En el juicio, Alfred Chestnut, Andrew Stewart y Ransom Watkins fueron condenados a cadena perpetua gracias a su testimonio y el de otros tres menores. Bishop recuerda cómo pensó: “Si decía la verdad, iba a contradecirlos a todos, y con 14 años el jurado pensaría que estaba mintiendo aunque no fuera cierto”.
Aquel Día en la Escuela Harlem Park.
Bishop creció en Baltimore y veía la escuela como un lugar seguro, aunque la muerte de su hermano había dejado una sensación de inseguridad constante. Su amistad con DeWitt y otro compañero los llevaba a explorar atajos dentro de la escuela para evitar multitudes y problemas.

El 18 de noviembre de 1983 tomaron uno de esos atajos cuando un joven armado exigió la chaqueta de Georgetown de DeWitt. Bishop describe el momento como un caos: su amigo salió corriendo, él trató de huir y, de repente, escuchó el disparo. DeWitt cayó herido frente al rector, y la policía llegó pocas horas después a buscarlo.
Presión y Amenazas.
En la estación, Bishop conoció al detective Donald Kincaid, quien le pidió que identificara al sospechoso. A pesar de que él sabía que solo había un responsable, Kincaid insistió en señalar a tres jóvenes y comenzó a presionarlo con amenazas: “No saldrás si no cuentas la verdad”, recuerda Bishop. Incluso llegó a fanfarronear con su pistola, mientras Bishop, un chico negro de 14 años, sentía que su vida estaba en peligro.
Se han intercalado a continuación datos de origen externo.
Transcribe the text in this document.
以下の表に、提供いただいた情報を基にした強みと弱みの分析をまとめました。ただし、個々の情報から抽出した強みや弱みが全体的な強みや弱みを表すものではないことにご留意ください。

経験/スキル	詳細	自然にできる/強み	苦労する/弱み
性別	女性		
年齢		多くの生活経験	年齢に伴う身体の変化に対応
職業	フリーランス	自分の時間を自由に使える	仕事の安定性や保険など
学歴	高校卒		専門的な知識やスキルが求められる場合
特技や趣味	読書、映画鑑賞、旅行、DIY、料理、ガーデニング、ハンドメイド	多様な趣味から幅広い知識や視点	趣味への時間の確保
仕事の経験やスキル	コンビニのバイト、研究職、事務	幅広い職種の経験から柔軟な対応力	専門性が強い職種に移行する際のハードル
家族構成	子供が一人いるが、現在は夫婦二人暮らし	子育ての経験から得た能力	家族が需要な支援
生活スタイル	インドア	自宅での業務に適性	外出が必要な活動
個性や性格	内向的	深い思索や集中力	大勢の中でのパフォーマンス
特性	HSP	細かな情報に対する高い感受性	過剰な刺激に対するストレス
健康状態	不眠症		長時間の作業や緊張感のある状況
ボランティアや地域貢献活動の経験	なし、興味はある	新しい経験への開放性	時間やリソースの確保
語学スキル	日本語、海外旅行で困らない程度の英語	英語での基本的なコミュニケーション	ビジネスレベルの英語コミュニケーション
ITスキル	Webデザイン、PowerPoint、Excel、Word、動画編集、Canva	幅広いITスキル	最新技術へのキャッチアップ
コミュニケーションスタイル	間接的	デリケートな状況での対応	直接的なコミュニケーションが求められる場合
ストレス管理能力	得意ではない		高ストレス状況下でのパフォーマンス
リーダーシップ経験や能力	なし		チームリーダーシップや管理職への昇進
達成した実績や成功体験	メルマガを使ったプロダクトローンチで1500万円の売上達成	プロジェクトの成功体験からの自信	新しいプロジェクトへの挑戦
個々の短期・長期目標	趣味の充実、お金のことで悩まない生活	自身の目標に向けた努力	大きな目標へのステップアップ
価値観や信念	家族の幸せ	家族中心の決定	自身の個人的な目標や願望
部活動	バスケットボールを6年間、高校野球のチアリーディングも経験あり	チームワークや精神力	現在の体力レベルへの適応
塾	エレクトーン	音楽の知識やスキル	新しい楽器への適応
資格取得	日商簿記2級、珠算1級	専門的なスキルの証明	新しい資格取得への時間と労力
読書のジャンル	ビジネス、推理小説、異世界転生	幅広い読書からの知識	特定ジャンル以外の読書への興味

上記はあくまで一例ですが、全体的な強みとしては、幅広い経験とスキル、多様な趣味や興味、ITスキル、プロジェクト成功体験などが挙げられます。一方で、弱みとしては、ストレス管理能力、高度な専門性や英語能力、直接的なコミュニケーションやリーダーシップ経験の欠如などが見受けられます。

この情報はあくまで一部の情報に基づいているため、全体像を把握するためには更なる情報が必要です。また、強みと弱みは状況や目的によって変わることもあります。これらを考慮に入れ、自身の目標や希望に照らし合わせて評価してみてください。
Al final, Bishop cedió: identificó a Chestnut, Stewart y Watkins como culpables. Firmó documentos, y los jóvenes fueron arrestados sin que él le contara la verdad a su familia por miedo a las reacciones.
El Juicio y la Cadena Perpetua.
Durante el juicio, la fiscalía presentó cuatro testigos menores, incluidos Bishop y su amigo. Aunque intentaron coordinar los testimonios para encajar la versión de los tres asesinos, Bishop no pudo decir la verdad: temía que el jurado no le creyera y que Kincaid lo acusara de cómplice.
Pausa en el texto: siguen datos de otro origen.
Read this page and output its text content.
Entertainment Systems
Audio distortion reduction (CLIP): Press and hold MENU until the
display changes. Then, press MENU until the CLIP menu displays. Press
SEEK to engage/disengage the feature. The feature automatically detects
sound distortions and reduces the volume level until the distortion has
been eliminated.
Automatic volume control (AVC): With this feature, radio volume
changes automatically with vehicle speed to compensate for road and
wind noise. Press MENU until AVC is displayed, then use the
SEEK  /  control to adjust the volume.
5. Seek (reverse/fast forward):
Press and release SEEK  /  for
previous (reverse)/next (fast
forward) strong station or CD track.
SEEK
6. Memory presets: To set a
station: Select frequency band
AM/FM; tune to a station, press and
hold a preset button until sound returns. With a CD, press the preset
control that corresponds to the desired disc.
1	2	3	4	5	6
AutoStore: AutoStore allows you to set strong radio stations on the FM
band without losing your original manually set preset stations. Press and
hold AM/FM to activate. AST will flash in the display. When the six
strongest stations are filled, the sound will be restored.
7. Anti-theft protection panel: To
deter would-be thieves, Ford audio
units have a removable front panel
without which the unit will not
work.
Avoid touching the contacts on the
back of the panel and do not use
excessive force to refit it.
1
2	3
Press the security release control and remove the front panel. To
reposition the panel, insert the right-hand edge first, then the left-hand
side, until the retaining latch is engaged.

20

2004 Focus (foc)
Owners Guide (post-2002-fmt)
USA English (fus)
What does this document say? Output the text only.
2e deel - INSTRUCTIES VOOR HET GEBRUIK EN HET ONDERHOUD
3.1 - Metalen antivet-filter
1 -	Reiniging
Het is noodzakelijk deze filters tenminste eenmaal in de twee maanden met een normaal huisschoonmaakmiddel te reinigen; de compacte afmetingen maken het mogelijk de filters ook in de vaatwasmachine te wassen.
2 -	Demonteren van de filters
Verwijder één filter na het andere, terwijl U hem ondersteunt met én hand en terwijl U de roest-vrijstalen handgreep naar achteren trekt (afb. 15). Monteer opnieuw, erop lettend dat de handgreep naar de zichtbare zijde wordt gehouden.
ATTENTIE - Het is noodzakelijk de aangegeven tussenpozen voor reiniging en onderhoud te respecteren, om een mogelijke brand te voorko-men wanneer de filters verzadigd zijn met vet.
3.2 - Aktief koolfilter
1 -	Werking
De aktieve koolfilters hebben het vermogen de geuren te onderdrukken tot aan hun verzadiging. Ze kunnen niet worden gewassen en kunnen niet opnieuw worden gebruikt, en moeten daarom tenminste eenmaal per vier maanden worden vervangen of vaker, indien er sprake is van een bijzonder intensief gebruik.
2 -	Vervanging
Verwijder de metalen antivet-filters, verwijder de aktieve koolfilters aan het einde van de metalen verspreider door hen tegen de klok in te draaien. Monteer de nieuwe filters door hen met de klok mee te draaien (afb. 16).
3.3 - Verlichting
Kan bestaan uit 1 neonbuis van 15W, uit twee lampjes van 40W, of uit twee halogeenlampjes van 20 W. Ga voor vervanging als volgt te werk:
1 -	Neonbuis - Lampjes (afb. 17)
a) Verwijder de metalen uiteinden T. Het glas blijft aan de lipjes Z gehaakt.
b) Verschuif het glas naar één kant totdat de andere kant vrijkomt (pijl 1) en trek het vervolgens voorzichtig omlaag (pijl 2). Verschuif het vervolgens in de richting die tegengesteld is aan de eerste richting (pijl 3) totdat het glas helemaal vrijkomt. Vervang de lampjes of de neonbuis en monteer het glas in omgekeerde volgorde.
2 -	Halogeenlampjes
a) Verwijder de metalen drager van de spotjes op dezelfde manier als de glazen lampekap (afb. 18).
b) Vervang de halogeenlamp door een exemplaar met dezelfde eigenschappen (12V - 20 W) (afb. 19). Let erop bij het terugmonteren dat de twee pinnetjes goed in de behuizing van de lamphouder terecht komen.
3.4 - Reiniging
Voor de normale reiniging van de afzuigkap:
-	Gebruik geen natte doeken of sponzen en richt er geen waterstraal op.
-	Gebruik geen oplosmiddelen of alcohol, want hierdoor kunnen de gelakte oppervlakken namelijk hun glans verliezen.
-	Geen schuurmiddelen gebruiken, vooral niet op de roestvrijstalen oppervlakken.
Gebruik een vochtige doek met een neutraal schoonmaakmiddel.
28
El resultado fue devastador: los tres adolescentes recibieron cadena perpetua en la Prisión Estatal de Maryland, dejando a Bishop con una culpa que lo acompañó más de 30 años.
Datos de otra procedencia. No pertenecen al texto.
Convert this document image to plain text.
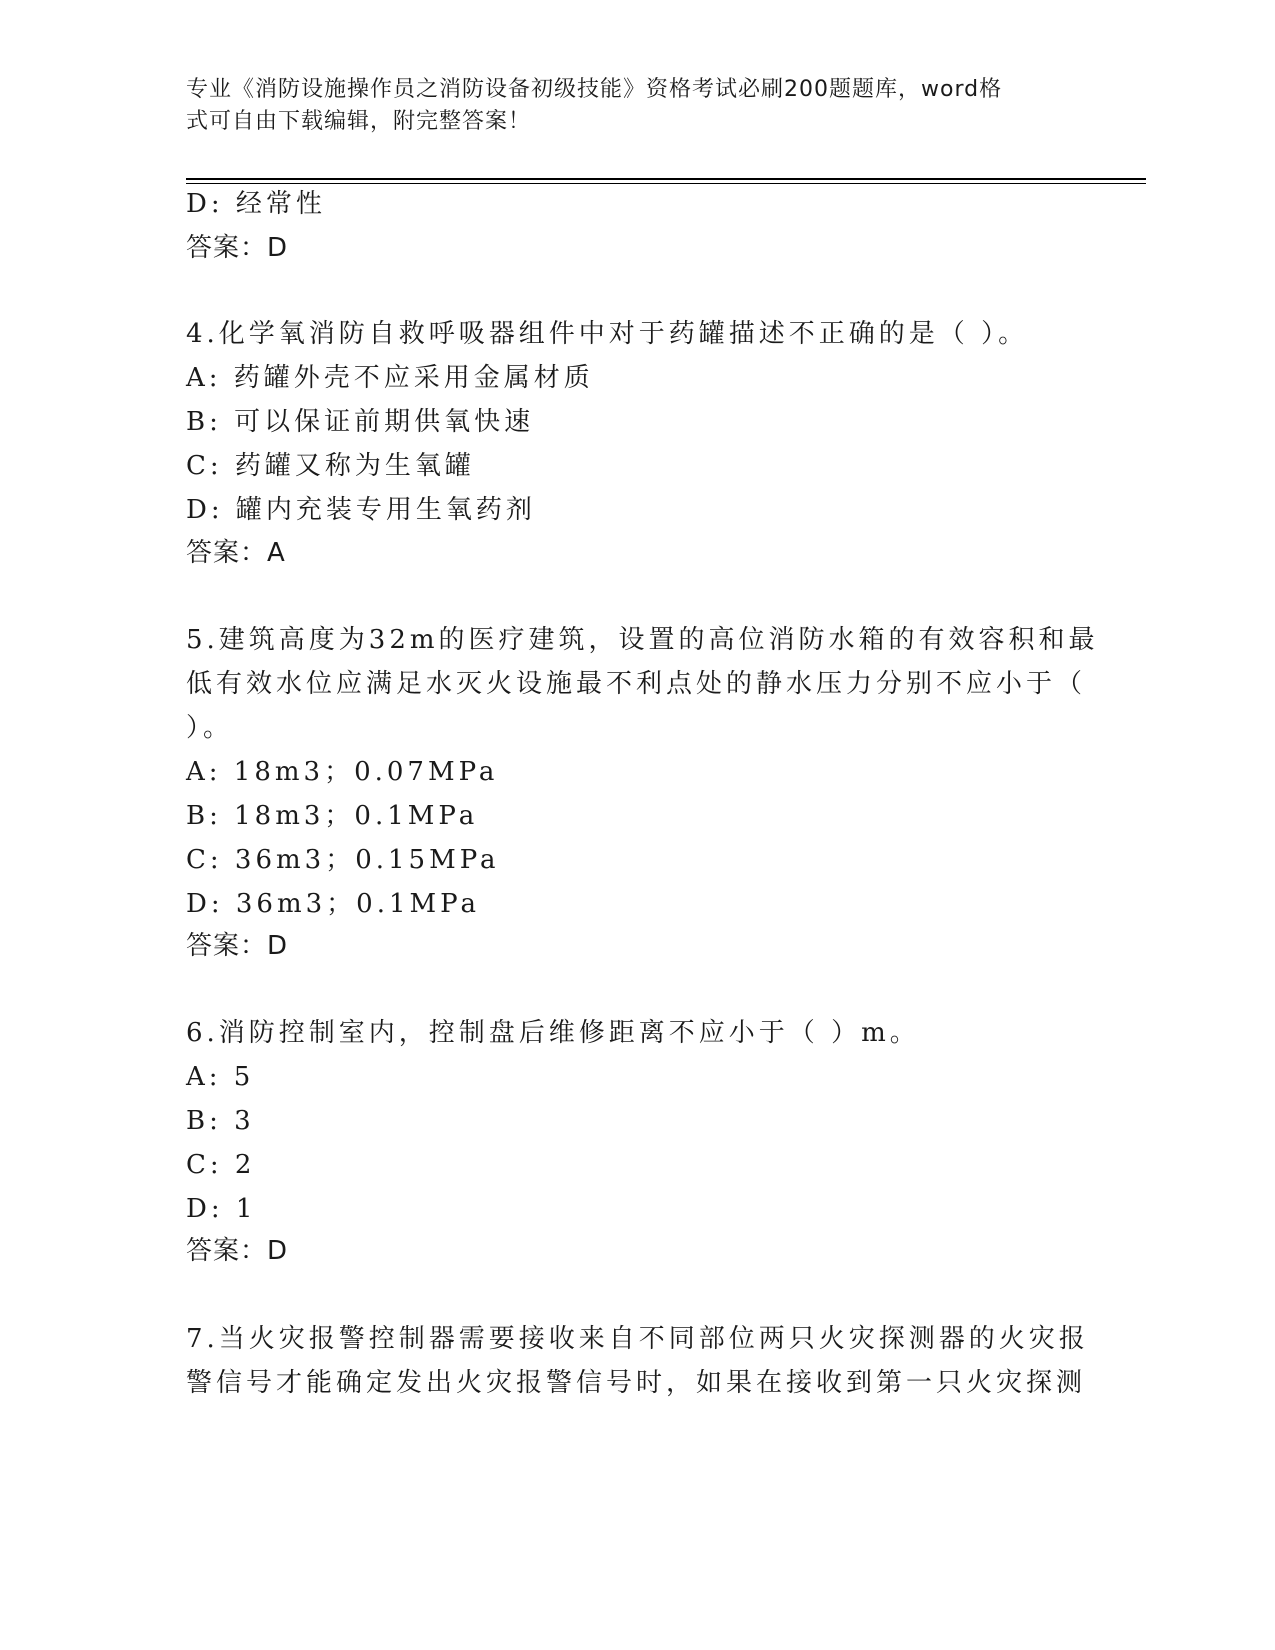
专业《消防设施操作员之消防设备初级技能》资格考试必刷200题题库，word格
式可自由下载编辑，附完整答案！
D: 经常性
答案：D
4.化学氧消防自救呼吸器组件中对于药罐描述不正确的是（ ）。
A: 药罐外壳不应采用金属材质
B: 可以保证前期供氧快速
C: 药罐又称为生氧罐
D: 罐内充装专用生氧药剂
答案：A
5.建筑高度为32m的医疗建筑，设置的高位消防水箱的有效容积和最
低有效水位应满足水灭火设施最不利点处的静水压力分别不应小于（
）。
A: 18m3；0.07MPa
B: 18m3；0.1MPa
C: 36m3；0.15MPa
D: 36m3；0.1MPa
答案：D
6.消防控制室内，控制盘后维修距离不应小于（ ）m。
A: 5
B: 3
C: 2
D: 1
答案：D
7.当火灾报警控制器需要接收来自不同部位两只火灾探测器的火灾报
警信号才能确定发出火灾报警信号时，如果在接收到第一只火灾探测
La Oportunidad de Redimirse.
Pasaron décadas hasta que, en 2019, la Fiscalía de Baltimore revisó el caso tras el esfuerzo legal de Chestnut y su equipo. Se descubrieron irregularidades graves: los testigos habían sido entrenados y coaccionados para dar falso testimonio, y no se investigó a otro posible sospechoso, Michael Willis, fallecido en 2002.

El testimonio de Bishop fue clave: permitió retractar los testimonios falsos y demostrar que los tres jóvenes habían sido condenados injustamente. En cuatro semanas, la fiscalía ordenó la exoneración de Chestnut, Stewart y Watkins, quienes salieron libres el 25 de noviembre de 2019, 36 años después de su arresto.
En octubre de 2023, Baltimore llegó a un acuerdo de compensación por 48 millones de dólares con los tres hombres.
El Peso de la Culpa.
A pesar de la alegría de verlos libres, Bishop confiesa que la culpa nunca lo abandonó. “Pienso todos los días en ellos, en lo que dejaron de vivir, en sus familias, en sus hijos… y sé que yo jugué un papel en impedirles tener una vida plena”, dice.

Aunque logró estudiar psicología y graduarse, el recuerdo de ese día y de sus decisiones sigue muy presente en su vida.